Quase centenária, a Vila Itororó é um ícone paulistano do começo do século 20. Construído em 1922, pelo imigrante português Francisco de Castro, o espaço situado no bairro do Bixiga, no número 238 da Rua Pedroso, às margens da Avenida 23 de Maio, que liga as regiões Sul e Norte da cidade, foi o primeiro conjunto residencial urbano com fins de locação da capital paulista e chegou a reunir quase 40 moradias. O condomínio abrigou também a primeira piscina privada da cidade, abastecida com água de uma das fontes do Rio Itororó, que minava dentro do terreno. Informações que parecem irrelevantes àqueles que, pela primeira vez, avistam a anárquica junção de elementos arquitetônicos reunidos por Francisco, tratada por muitos como surrealista.
A sensação de delírio é mesmo o que salta aos olhos diante do pequeno palacete construído para uso do proprietário da Vila Itororó. Uma casa de quatro pavimentos, erigida com um mosaico de elementos estruturais retirados de diversas demolições da época. O imóvel sustentado por 18 colunas reúne, por exemplo, uma série de detalhes do Teatro São José, extinto vizinho do Teatro Municipal, que foi demolido em 1921 e ficava no mesmo terreno onde hoje está situado o prédio do Shopping Light, no Vale do Anhangabaú. Do São José, Francisco utilizou elementos imponentes, como leões, carrancas e cariátides (corpos femininos e masculinos fundidos a algumas das colunas).
Com a morte de seu proprietário, nos anos 1960, a vila foi doada à Santa Casa de Indaiatuba, mas, abandonada e submetida a um processo contínuo de sublocação, tornou-se um grande cortiço. Na década de 1970, a responsabilidade sobre o futuro do espaço foi transferida da esfera estadual para a Prefeitura do Município de São Paulo. Em 1976, foi elaborado o primeiro projeto de reutilização das construções, logo engavetado. Tombada como patrimônio histórico pelo Condephaat e o Conpresp em 2005, a Vila Itororó foi alvo de reincidentes tentativas de remoção dos moradores para, enfim, ser objeto de debates públicos, que visaram definir sua restauração e novos fins de utilização.

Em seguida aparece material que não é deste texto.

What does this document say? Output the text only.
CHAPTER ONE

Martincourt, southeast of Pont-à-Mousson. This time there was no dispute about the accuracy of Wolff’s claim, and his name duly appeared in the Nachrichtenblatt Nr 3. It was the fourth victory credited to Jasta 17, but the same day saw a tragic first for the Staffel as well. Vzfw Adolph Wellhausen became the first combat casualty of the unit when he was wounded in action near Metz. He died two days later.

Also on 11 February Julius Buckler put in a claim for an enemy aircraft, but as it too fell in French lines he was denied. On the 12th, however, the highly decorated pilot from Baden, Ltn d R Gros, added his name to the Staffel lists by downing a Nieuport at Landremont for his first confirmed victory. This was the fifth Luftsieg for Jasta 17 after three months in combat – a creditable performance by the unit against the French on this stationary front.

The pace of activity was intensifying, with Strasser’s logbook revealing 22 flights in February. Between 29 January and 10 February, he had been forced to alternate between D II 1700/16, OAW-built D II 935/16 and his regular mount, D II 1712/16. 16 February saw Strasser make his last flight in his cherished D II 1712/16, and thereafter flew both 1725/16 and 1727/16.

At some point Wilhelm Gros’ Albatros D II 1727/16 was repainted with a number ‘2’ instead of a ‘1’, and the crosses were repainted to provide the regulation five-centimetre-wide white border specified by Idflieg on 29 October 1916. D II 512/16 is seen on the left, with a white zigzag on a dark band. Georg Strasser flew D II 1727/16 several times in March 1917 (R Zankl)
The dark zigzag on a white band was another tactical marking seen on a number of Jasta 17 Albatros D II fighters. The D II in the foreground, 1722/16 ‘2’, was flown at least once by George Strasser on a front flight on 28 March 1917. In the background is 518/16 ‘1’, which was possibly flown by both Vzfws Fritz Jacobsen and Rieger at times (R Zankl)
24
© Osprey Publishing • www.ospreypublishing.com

Em 2006, um novo projeto, de autoria dos arquitetos Décio Tozzi e Benedito Lima de Toledo, começou a ser definido.
Por causa da dificuldade de solucionar a questão do uso habitacional – à época o local ainda reunia mais de 200 moradores –, não houve avanços na condução desse novo projeto até que, no início de 2013, a Vila Itororó foi completamente desocupada, com grande parte de seus antigos moradores transferidos para conjuntos habitacionais populares.
Com base no projeto de Tozzi e Toledo, a Prefeitura de São Paulo recentemente articulou as primeiras ações para, enfim, restaurar a Vila Itororó. Até o final de 2018, quando está previsto o encerramento das obras, a histórica vila habitacional será transformada em um novo complexo cultural na capital paulista. Um espaço multidisciplinar que, além de acolher outras manifestações artísticas, também envolverá diversas ações no âmbito das artes visuais, como exposições, oficinas e núcleos educativos.
Conduzida pela Secretaria Municipal de Cultura de São Paulo, atualmente sob o comando do urbanista Nabil Bonduki, com apoio do Ministério da Cultura e da iniciativa privada, via Lei Rouanet, a obra será realizada em quatro fases, duas delas destinadas à entrega parcial das edificações restauradas, entre 2016 e 2017 e, por fim, a ativação total do novo espaço cultural em 2018. A primeira etapa, já em andamento, pretende estimular o envolvimento e o diálogo da população no processo de restauro, com a abertura de um centro cultural temporário, instalado em um galpão em meio ao canteiro de obras. O espaço tem curadoria do francês Benjamin Seroussi, e execução a cargo de duas organizações colaborativas, envolvidas em ações urbanísticas e artísticas em patrimônios históricos da cidade, o Instituto Pedra e o coletivo Constructlab.
Residente em São Paulo desde 2006, Seroussi tem se envolvido em projetos semelhantes, como a curadoria da Casa do Povo. Criado pela comunidade judaica em 1953, com o nome de Instituto Cultural Israelita Brasileira, trata-se de outro espaço histórico da cidade que também estava abandonado havia décadas. Em 2014, o francês foi também um dos curadores associados da 31ª Bienal de São Paulo.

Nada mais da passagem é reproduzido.